Je lui ai adressé mes remerciements. J'étais soulagé que les choses ne se détériorent pas avec elle. Le fait qu’elle soit cool avec tout ça m’avait adouci envers elle. Et tandis que je parcourais les couloirs de l’immense station de conditionnement, le plateau à la main, j’étais en paix avec tout.

Ma vie allait bien. Peter et moi avions consommé le lien de compagnon. Clara ne semblait pas poser de problèmes. Il ne restait plus qu’à l’acceptation rituelle de l’Alpha et à sa bénédiction.

En pensant à cela, je me suis immédiatement inquiété.

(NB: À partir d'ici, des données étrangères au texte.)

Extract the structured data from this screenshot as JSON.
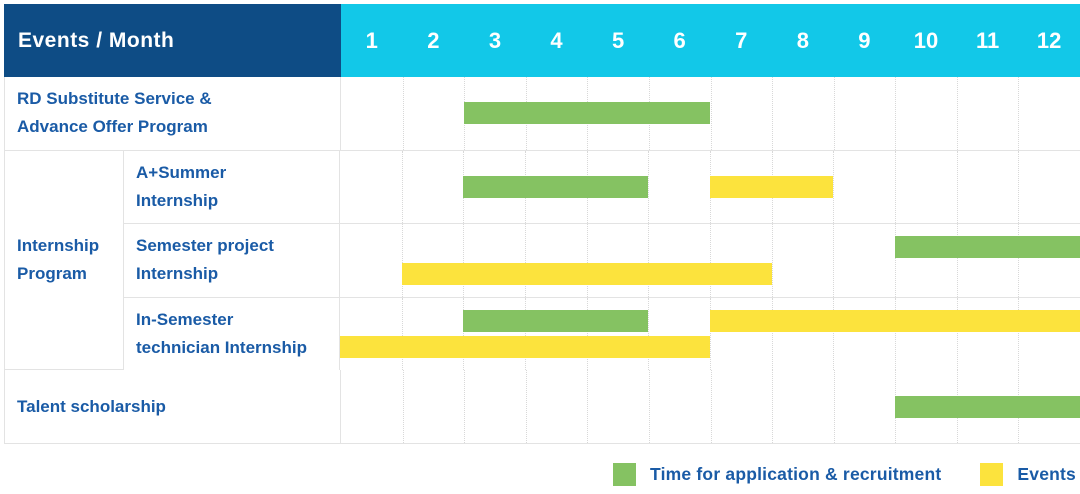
{
  "header": {
    "title": "Events / Month",
    "months": [
      "1",
      "2",
      "3",
      "4",
      "5",
      "6",
      "7",
      "8",
      "9",
      "10",
      "11",
      "12"
    ]
  },
  "colors": {
    "header_bg": "#0E4C85",
    "months_bg": "#12C8E8",
    "application": "#85C262",
    "events": "#FCE33D",
    "label_text": "#1A5BA6",
    "grid": "#E3E3E3"
  },
  "group_label": "Internship\nProgram",
  "legend": {
    "items": [
      {
        "label": "Time for application & recruitment",
        "color_key": "application"
      },
      {
        "label": "Events",
        "color_key": "events"
      }
    ]
  },
  "chart_data": {
    "type": "gantt",
    "title": "Events / Month",
    "x_axis": {
      "label": "Month",
      "ticks": [
        1,
        2,
        3,
        4,
        5,
        6,
        7,
        8,
        9,
        10,
        11,
        12
      ],
      "range": [
        1,
        12
      ],
      "grid": "dotted-vertical"
    },
    "series_legend": [
      {
        "name": "Time for application & recruitment",
        "color": "#85C262"
      },
      {
        "name": "Events",
        "color": "#FCE33D"
      }
    ],
    "rows": [
      {
        "id": "rd-substitute",
        "group": null,
        "label": "RD Substitute Service &\nAdvance Offer Program",
        "bars": [
          {
            "series": "Time for application & recruitment",
            "start_month": 3,
            "end_month": 6,
            "lane": "center"
          }
        ]
      },
      {
        "id": "a-plus-summer",
        "group": "Internship Program",
        "label": "A+Summer\nInternship",
        "bars": [
          {
            "series": "Time for application & recruitment",
            "start_month": 3,
            "end_month": 5,
            "lane": "center"
          },
          {
            "series": "Events",
            "start_month": 7,
            "end_month": 8,
            "lane": "center"
          }
        ]
      },
      {
        "id": "semester-project",
        "group": "Internship Program",
        "label": "Semester project\nInternship",
        "bars": [
          {
            "series": "Time for application & recruitment",
            "start_month": 10,
            "end_month": 12,
            "lane": "top"
          },
          {
            "series": "Events",
            "start_month": 2,
            "end_month": 7,
            "lane": "bottom"
          }
        ]
      },
      {
        "id": "in-semester",
        "group": "Internship Program",
        "label": "In-Semester\ntechnician Internship",
        "bars": [
          {
            "series": "Time for application & recruitment",
            "start_month": 3,
            "end_month": 5,
            "lane": "top"
          },
          {
            "series": "Events",
            "start_month": 7,
            "end_month": 12,
            "lane": "top"
          },
          {
            "series": "Events",
            "start_month": 1,
            "end_month": 6,
            "lane": "bottom"
          }
        ]
      },
      {
        "id": "talent-scholarship",
        "group": null,
        "label": "Talent scholarship",
        "bars": [
          {
            "series": "Time for application & recruitment",
            "start_month": 10,
            "end_month": 12,
            "lane": "center"
          }
        ]
      }
    ]
  }
}
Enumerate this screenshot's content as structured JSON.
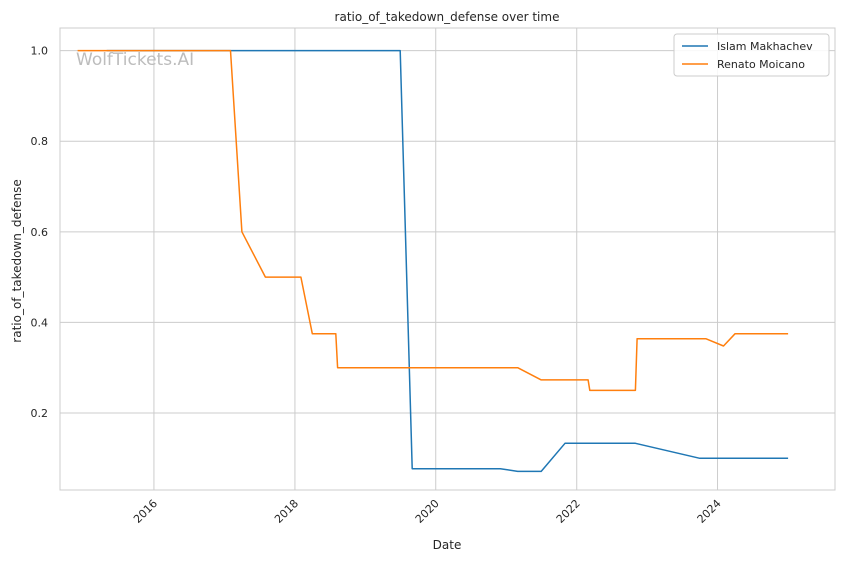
{
  "chart_data": {
    "type": "line",
    "title": "ratio_of_takedown_defense over time",
    "xlabel": "Date",
    "ylabel": "ratio_of_takedown_defense",
    "watermark": "WolfTickets.AI",
    "xlim": [
      "2014-09-01",
      "2025-09-01"
    ],
    "ylim": [
      0.03,
      1.05
    ],
    "x_ticks": [
      "2016",
      "2018",
      "2020",
      "2022",
      "2024"
    ],
    "y_ticks": [
      "0.2",
      "0.4",
      "0.6",
      "0.8",
      "1.0"
    ],
    "grid": true,
    "legend_position": "top-right",
    "series": [
      {
        "name": "Islam Makhachev",
        "color": "#1f77b4",
        "points": [
          [
            "2015-05-01",
            1.0
          ],
          [
            "2016-04-01",
            1.0
          ],
          [
            "2017-06-01",
            1.0
          ],
          [
            "2018-06-01",
            1.0
          ],
          [
            "2019-07-01",
            1.0
          ],
          [
            "2019-09-01",
            0.077
          ],
          [
            "2020-12-01",
            0.077
          ],
          [
            "2021-03-01",
            0.071
          ],
          [
            "2021-07-01",
            0.071
          ],
          [
            "2021-11-01",
            0.133
          ],
          [
            "2022-11-01",
            0.133
          ],
          [
            "2023-10-01",
            0.1
          ],
          [
            "2025-01-01",
            0.1
          ]
        ]
      },
      {
        "name": "Renato Moicano",
        "color": "#ff7f0e",
        "points": [
          [
            "2014-12-01",
            1.0
          ],
          [
            "2016-01-01",
            1.0
          ],
          [
            "2017-02-01",
            1.0
          ],
          [
            "2017-04-01",
            0.6
          ],
          [
            "2017-08-01",
            0.5
          ],
          [
            "2018-02-01",
            0.5
          ],
          [
            "2018-04-01",
            0.375
          ],
          [
            "2018-08-01",
            0.375
          ],
          [
            "2018-08-10",
            0.3
          ],
          [
            "2021-03-01",
            0.3
          ],
          [
            "2021-07-01",
            0.273
          ],
          [
            "2022-03-01",
            0.273
          ],
          [
            "2022-03-10",
            0.25
          ],
          [
            "2022-11-01",
            0.25
          ],
          [
            "2022-11-10",
            0.364
          ],
          [
            "2023-11-01",
            0.364
          ],
          [
            "2024-02-01",
            0.348
          ],
          [
            "2024-04-01",
            0.375
          ],
          [
            "2025-01-01",
            0.375
          ]
        ]
      }
    ]
  }
}
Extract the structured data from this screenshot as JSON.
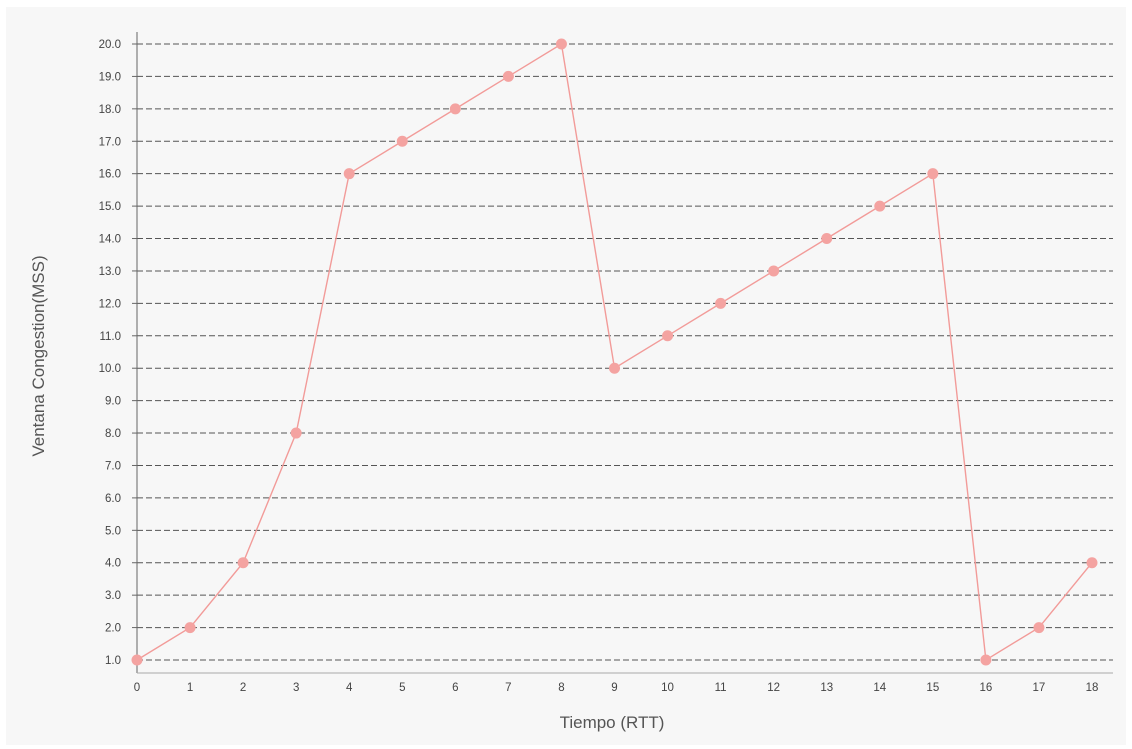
{
  "chart_data": {
    "type": "line",
    "xlabel": "Tiempo (RTT)",
    "ylabel": "Ventana Congestion(MSS)",
    "x": [
      0,
      1,
      2,
      3,
      4,
      5,
      6,
      7,
      8,
      9,
      10,
      11,
      12,
      13,
      14,
      15,
      16,
      17,
      18
    ],
    "series": [
      {
        "values": [
          1,
          2,
          4,
          8,
          16,
          17,
          18,
          19,
          20,
          10,
          11,
          12,
          13,
          14,
          15,
          16,
          1,
          2,
          4
        ]
      }
    ],
    "xlim": [
      0,
      18
    ],
    "ylim": [
      1,
      20
    ],
    "y_ticks": [
      1,
      2,
      3,
      4,
      5,
      6,
      7,
      8,
      9,
      10,
      11,
      12,
      13,
      14,
      15,
      16,
      17,
      18,
      19,
      20
    ],
    "grid": true,
    "color": "#f29b99",
    "marker_color": "#f4a3a1"
  }
}
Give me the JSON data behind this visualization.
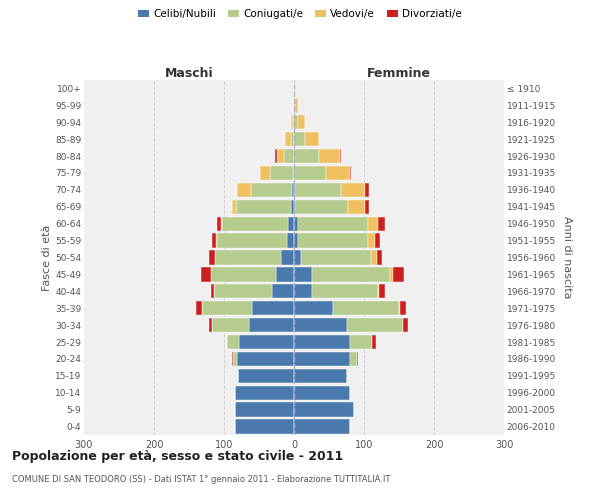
{
  "age_groups": [
    "0-4",
    "5-9",
    "10-14",
    "15-19",
    "20-24",
    "25-29",
    "30-34",
    "35-39",
    "40-44",
    "45-49",
    "50-54",
    "55-59",
    "60-64",
    "65-69",
    "70-74",
    "75-79",
    "80-84",
    "85-89",
    "90-94",
    "95-99",
    "100+"
  ],
  "birth_years": [
    "2006-2010",
    "2001-2005",
    "1996-2000",
    "1991-1995",
    "1986-1990",
    "1981-1985",
    "1976-1980",
    "1971-1975",
    "1966-1970",
    "1961-1965",
    "1956-1960",
    "1951-1955",
    "1946-1950",
    "1941-1945",
    "1936-1940",
    "1931-1935",
    "1926-1930",
    "1921-1925",
    "1916-1920",
    "1911-1915",
    "≤ 1910"
  ],
  "male": {
    "celibe": [
      85,
      85,
      85,
      80,
      82,
      78,
      65,
      60,
      32,
      26,
      18,
      10,
      8,
      5,
      3,
      2,
      0,
      0,
      0,
      0,
      0
    ],
    "coniugato": [
      0,
      0,
      0,
      0,
      5,
      18,
      52,
      72,
      82,
      92,
      95,
      100,
      95,
      78,
      58,
      32,
      15,
      5,
      2,
      0,
      0
    ],
    "vedovo": [
      0,
      0,
      0,
      0,
      0,
      0,
      0,
      0,
      0,
      0,
      0,
      2,
      2,
      5,
      20,
      15,
      10,
      8,
      2,
      1,
      0
    ],
    "divorziato": [
      0,
      0,
      0,
      0,
      2,
      0,
      5,
      8,
      5,
      15,
      8,
      5,
      5,
      0,
      0,
      0,
      2,
      0,
      0,
      0,
      0
    ]
  },
  "female": {
    "nubile": [
      80,
      85,
      80,
      75,
      80,
      80,
      75,
      55,
      25,
      25,
      10,
      5,
      5,
      2,
      2,
      0,
      0,
      0,
      0,
      0,
      0
    ],
    "coniugata": [
      0,
      0,
      0,
      0,
      10,
      32,
      80,
      95,
      95,
      112,
      100,
      100,
      100,
      75,
      65,
      45,
      35,
      15,
      5,
      2,
      0
    ],
    "vedova": [
      0,
      0,
      0,
      0,
      0,
      0,
      0,
      2,
      2,
      5,
      8,
      10,
      15,
      25,
      35,
      35,
      30,
      20,
      10,
      3,
      1
    ],
    "divorziata": [
      0,
      0,
      0,
      0,
      2,
      5,
      8,
      8,
      8,
      15,
      8,
      8,
      10,
      5,
      5,
      2,
      2,
      0,
      0,
      0,
      0
    ]
  },
  "color_celibe": "#4a7aad",
  "color_coniugato": "#b5cc8e",
  "color_vedovo": "#f0c060",
  "color_divorziato": "#cc2020",
  "xlim": 300,
  "title": "Popolazione per età, sesso e stato civile - 2011",
  "subtitle": "COMUNE DI SAN TEODORO (SS) - Dati ISTAT 1° gennaio 2011 - Elaborazione TUTTITALIA.IT",
  "ylabel_left": "Fasce di età",
  "ylabel_right": "Anni di nascita",
  "xlabel_maschi": "Maschi",
  "xlabel_femmine": "Femmine",
  "bg_color": "#f0f0f0",
  "grid_color": "#cccccc"
}
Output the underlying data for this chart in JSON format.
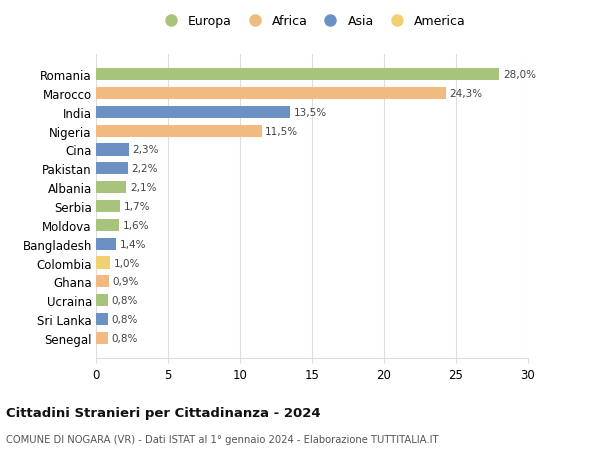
{
  "categories": [
    "Romania",
    "Marocco",
    "India",
    "Nigeria",
    "Cina",
    "Pakistan",
    "Albania",
    "Serbia",
    "Moldova",
    "Bangladesh",
    "Colombia",
    "Ghana",
    "Ucraina",
    "Sri Lanka",
    "Senegal"
  ],
  "values": [
    28.0,
    24.3,
    13.5,
    11.5,
    2.3,
    2.2,
    2.1,
    1.7,
    1.6,
    1.4,
    1.0,
    0.9,
    0.8,
    0.8,
    0.8
  ],
  "labels": [
    "28,0%",
    "24,3%",
    "13,5%",
    "11,5%",
    "2,3%",
    "2,2%",
    "2,1%",
    "1,7%",
    "1,6%",
    "1,4%",
    "1,0%",
    "0,9%",
    "0,8%",
    "0,8%",
    "0,8%"
  ],
  "continents": [
    "Europa",
    "Africa",
    "Asia",
    "Africa",
    "Asia",
    "Asia",
    "Europa",
    "Europa",
    "Europa",
    "Asia",
    "America",
    "Africa",
    "Europa",
    "Asia",
    "Africa"
  ],
  "continent_colors": {
    "Europa": "#a8c47c",
    "Africa": "#f0ba80",
    "Asia": "#6b90c4",
    "America": "#f0d070"
  },
  "legend_order": [
    "Europa",
    "Africa",
    "Asia",
    "America"
  ],
  "title": "Cittadini Stranieri per Cittadinanza - 2024",
  "subtitle": "COMUNE DI NOGARA (VR) - Dati ISTAT al 1° gennaio 2024 - Elaborazione TUTTITALIA.IT",
  "xlim": [
    0,
    30
  ],
  "xticks": [
    0,
    5,
    10,
    15,
    20,
    25,
    30
  ],
  "background_color": "#ffffff",
  "bar_height": 0.65,
  "grid_color": "#dddddd"
}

Et s'il n'aime pas ça ou s'il est allergique à…

Ô ma déesse !

Les battements frénétiques de ma poitrine ont augmenté jusqu'à ce que je puisse à peine respirer, avec le bureau devant moi. J'ai pris une seconde pour fermer les yeux et stabiliser ma respiration, jusqu'à ce que j'entende sa voix derrière la porte fermée.

"La porte est ouverte. Entrez, Carolyn."

Oh ma déesse. Il sait.

Comment le savait-il ? Je ne l'ai pas informé de mon arrivée maintenant, il a dû me sentir.

S’il est si puissant, comment peux-tu espérer obtenir sa bénédiction avec juste du thé, Carolyn ?

J'ai paniqué en ouvrant la porte avec les mains tremblantes. Dès que je suis entré, l'odeur des livres moisis et des vieilles bibliothèques m'a frappé. Mais au-delà de tout cela, Alpha Alexander, en chemise à rayures rouges, parcourait quelques dossiers.

Il avait une mèche grise sur les bords de ses cheveux et des yeux bruns qui se fixaient sur moi avec compassion et semblaient me calmer. Et tandis qu'il se levait, sa présence éclipsait toute la pièce, témoignage de l'importance de sa personne en tant qu'Alpha.

Je me suis approché et je me suis agenouillé en étirant le plateau. « Du thé, Alpha ?

"Oui, Carolyn." Il a fait écho. "Pas seulement du thé... Thé Moonspice. Rare. Doté des bénédictions de la Déesse Lunaire Jumelle."

Est-ce que ça va lui plaire ? Cette pensée me hantait, jusqu'à ce que, tête baissée et agenouillé, je l'entende aspirer.

Et quand j'ai levé les yeux, son visage rayonnait d'une satisfaction radieuse alors que je sentais le poids de mon inquiétude frissonner et disparaître.

"Excellent." Alpha Alexander rayonnait.